Delicious, comforting snacks and sweets for a celebration or even to remedy a hangover...
Happy New Year 2017!
Ava and I got up early yesterday to make a Buche de Noel. So what that it's a week after Christmas? This cake is fancy and is meant to be "oohed" and "aahed" over before sharing it with a group of appreciative sweets lovers like us.
New Year's Eve (as well as any upcoming cold night in January) calls for delicious, decadent treats and bubbly drinks for all. What could be more rich and delicious than a big pot of cheese fondue? All the accoutrements are easy to find at any local supermarket. When you get them home, just artfully arrange them on some reclaimed wood. Everyone has an old cutting board laying around.

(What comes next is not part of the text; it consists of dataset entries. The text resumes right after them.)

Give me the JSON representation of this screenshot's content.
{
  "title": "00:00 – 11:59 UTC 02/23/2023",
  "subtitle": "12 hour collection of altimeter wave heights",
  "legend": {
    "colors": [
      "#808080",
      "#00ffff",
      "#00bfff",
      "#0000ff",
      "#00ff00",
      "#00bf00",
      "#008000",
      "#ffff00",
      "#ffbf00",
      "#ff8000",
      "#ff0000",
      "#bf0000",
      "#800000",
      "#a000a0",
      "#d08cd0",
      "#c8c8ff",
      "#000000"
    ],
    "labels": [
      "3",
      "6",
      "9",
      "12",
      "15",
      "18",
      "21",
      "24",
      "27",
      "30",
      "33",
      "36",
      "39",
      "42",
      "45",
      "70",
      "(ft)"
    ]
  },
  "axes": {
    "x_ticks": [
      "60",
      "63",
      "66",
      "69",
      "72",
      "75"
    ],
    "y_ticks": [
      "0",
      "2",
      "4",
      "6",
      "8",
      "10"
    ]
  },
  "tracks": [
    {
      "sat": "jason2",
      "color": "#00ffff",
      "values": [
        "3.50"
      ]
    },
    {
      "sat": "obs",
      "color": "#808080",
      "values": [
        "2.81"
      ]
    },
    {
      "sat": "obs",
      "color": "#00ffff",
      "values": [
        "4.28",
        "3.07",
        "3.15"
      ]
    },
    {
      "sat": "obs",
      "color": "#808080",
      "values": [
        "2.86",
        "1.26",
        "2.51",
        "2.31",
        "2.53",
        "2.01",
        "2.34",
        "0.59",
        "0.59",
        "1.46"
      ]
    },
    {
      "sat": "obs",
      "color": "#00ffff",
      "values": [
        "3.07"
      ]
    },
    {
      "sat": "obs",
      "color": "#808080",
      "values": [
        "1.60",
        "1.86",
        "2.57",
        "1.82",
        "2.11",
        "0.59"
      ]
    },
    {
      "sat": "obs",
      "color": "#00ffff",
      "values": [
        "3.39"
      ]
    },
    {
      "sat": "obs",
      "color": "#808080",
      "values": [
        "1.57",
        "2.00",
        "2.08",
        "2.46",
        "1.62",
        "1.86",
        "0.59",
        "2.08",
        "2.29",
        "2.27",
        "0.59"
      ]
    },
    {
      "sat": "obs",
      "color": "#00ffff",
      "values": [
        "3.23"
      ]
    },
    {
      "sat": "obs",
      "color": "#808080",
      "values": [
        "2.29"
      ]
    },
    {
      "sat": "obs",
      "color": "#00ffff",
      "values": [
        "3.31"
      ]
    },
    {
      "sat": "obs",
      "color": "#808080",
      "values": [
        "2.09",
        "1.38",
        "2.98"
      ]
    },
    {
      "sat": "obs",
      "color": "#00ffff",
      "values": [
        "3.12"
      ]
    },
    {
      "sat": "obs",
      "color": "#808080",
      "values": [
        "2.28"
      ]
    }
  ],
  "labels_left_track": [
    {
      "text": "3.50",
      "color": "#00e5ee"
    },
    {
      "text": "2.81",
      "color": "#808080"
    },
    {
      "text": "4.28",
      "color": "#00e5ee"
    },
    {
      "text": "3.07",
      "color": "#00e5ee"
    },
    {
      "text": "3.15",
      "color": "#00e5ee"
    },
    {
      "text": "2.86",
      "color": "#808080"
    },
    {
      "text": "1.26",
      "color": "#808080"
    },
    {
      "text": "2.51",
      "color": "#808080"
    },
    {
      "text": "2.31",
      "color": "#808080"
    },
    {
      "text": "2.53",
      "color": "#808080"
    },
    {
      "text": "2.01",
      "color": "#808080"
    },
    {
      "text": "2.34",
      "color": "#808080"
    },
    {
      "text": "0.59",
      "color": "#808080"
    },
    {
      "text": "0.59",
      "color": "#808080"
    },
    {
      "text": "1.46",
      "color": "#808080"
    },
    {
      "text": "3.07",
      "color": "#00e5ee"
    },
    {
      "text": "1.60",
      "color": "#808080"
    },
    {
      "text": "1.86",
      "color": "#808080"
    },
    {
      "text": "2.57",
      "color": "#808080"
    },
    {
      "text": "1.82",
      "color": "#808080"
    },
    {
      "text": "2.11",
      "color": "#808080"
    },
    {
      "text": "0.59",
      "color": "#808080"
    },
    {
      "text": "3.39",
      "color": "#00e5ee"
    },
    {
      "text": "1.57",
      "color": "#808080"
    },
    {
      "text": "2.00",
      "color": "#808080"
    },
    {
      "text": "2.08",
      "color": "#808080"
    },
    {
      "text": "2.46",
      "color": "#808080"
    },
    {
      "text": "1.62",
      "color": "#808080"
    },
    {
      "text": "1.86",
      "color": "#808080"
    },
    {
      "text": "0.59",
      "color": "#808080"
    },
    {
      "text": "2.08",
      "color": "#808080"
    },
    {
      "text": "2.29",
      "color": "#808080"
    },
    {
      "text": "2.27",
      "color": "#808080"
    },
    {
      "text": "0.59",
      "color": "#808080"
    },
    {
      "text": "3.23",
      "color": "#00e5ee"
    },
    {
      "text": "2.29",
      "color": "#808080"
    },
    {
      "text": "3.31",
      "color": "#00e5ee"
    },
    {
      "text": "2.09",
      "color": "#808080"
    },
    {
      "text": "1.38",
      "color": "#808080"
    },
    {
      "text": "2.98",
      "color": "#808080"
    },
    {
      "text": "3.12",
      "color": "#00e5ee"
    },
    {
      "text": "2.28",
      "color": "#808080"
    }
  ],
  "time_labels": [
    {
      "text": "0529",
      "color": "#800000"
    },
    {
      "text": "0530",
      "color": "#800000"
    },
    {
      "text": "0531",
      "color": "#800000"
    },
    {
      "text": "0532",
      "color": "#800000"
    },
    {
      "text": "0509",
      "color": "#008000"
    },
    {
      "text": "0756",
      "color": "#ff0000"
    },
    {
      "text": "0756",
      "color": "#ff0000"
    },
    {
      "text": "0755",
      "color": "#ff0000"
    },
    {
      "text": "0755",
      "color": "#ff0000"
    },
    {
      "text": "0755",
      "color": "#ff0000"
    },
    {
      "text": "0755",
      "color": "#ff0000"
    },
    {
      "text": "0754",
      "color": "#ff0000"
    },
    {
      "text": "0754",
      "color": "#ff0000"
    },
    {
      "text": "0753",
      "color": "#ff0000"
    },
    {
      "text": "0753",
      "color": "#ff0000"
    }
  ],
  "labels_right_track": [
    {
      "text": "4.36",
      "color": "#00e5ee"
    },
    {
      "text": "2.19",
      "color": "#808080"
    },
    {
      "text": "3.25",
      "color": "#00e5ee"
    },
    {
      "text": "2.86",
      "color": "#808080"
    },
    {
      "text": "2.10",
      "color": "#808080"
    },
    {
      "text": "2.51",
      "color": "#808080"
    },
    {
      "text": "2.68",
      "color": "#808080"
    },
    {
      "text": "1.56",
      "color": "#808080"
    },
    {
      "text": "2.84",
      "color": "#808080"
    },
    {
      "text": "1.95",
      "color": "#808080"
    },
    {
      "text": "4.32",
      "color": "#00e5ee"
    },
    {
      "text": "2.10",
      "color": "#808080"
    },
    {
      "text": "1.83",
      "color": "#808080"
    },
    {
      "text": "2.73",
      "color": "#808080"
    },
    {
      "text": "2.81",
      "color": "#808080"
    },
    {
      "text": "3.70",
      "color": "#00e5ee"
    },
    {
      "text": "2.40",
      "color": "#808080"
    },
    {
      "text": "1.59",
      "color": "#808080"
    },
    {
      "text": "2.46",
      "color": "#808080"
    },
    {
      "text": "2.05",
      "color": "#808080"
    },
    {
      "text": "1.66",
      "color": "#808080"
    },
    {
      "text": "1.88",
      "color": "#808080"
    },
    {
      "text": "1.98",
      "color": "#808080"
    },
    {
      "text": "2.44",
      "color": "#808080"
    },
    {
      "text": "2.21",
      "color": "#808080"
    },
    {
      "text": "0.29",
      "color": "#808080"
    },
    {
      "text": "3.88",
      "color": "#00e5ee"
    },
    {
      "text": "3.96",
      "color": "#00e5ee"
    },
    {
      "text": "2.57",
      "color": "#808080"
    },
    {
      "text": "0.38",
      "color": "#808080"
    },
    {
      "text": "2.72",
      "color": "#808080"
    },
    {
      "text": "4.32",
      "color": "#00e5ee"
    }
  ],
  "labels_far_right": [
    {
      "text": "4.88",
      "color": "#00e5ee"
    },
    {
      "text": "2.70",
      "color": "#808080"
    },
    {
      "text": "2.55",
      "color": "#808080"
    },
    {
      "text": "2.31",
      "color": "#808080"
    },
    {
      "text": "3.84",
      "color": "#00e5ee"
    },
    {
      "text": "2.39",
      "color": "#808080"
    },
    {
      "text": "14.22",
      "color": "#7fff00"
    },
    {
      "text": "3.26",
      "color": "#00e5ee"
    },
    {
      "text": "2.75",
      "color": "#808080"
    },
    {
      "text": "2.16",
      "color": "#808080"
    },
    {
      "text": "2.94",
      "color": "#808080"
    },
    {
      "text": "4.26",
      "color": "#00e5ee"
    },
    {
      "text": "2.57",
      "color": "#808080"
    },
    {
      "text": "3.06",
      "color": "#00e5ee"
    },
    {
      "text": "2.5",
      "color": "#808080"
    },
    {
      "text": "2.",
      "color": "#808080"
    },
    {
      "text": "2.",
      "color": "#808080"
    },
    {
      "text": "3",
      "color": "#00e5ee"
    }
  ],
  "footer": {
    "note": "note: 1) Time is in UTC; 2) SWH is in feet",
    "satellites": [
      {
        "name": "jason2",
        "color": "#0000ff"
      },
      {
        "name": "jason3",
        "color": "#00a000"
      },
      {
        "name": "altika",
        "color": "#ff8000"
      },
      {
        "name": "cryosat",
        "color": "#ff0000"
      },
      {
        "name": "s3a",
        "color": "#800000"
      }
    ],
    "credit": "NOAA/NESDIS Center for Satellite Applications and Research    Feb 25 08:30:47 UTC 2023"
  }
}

I found the recipe for this beautiful citrus salad a few years ago. It's easy and elegant and can be made ahead of time. The perfect counter point to all that rich, melty cheese. (Btw, it's from the book, Sunday Suppers by Karen Mordechai which is on my wish list.)
Find your Scrabble board. Everyone can play. Make teams of young children partnered with grandparents. (So that you won't have to play with your own kids and end up fighting with them. All parents need a break by the end of Christmas vacation.) Pour more bubbly and slice some cake. Have the reigning champion keep score. That's you, Val.
Have fun, chill out and remember, that the new year, new beginnings and lot's of fun and adventure await all of us in 2017!
Leftover Cheese Fondue
(makes enough for 8 with fixings!)
2 teaspoons cornstarch
2 tablespoons, plus 1 cup Proseco
16 oz. cheese (brie and Jarlsberg make a nice combo)
1 garlic clove, halved
1 teaspoon lemon juice
1/8 teaspoon pepper
1 baguette loaf, cut into cubes, each cube having some crust
other suggested accoutrements:
sliced ham, salami
steam broccoli flourets
Create a slurry with the cornstarch and 2 tablespoons Proseco. Cut the brie into small pieces and grate the Jarlsberg.
Rub inside of medium saucepan with the cut side of the garlic. Also rub the inside of the fondue pot with the cut side of the garlic. Over medium heat, bring the 1 cup Proseco and lemon juice to a boil. Reduce heat to low and stir in the cheeses. Blend the cornstarch and 2 tablespoons Proseco slurry into the cheeses and stir for a couple of minutes until the mixture is smooth and thick.
Transfer to a fondue pot over a flame and season with pepper. Serve with bread cubes, other accoutrements and fondue forks.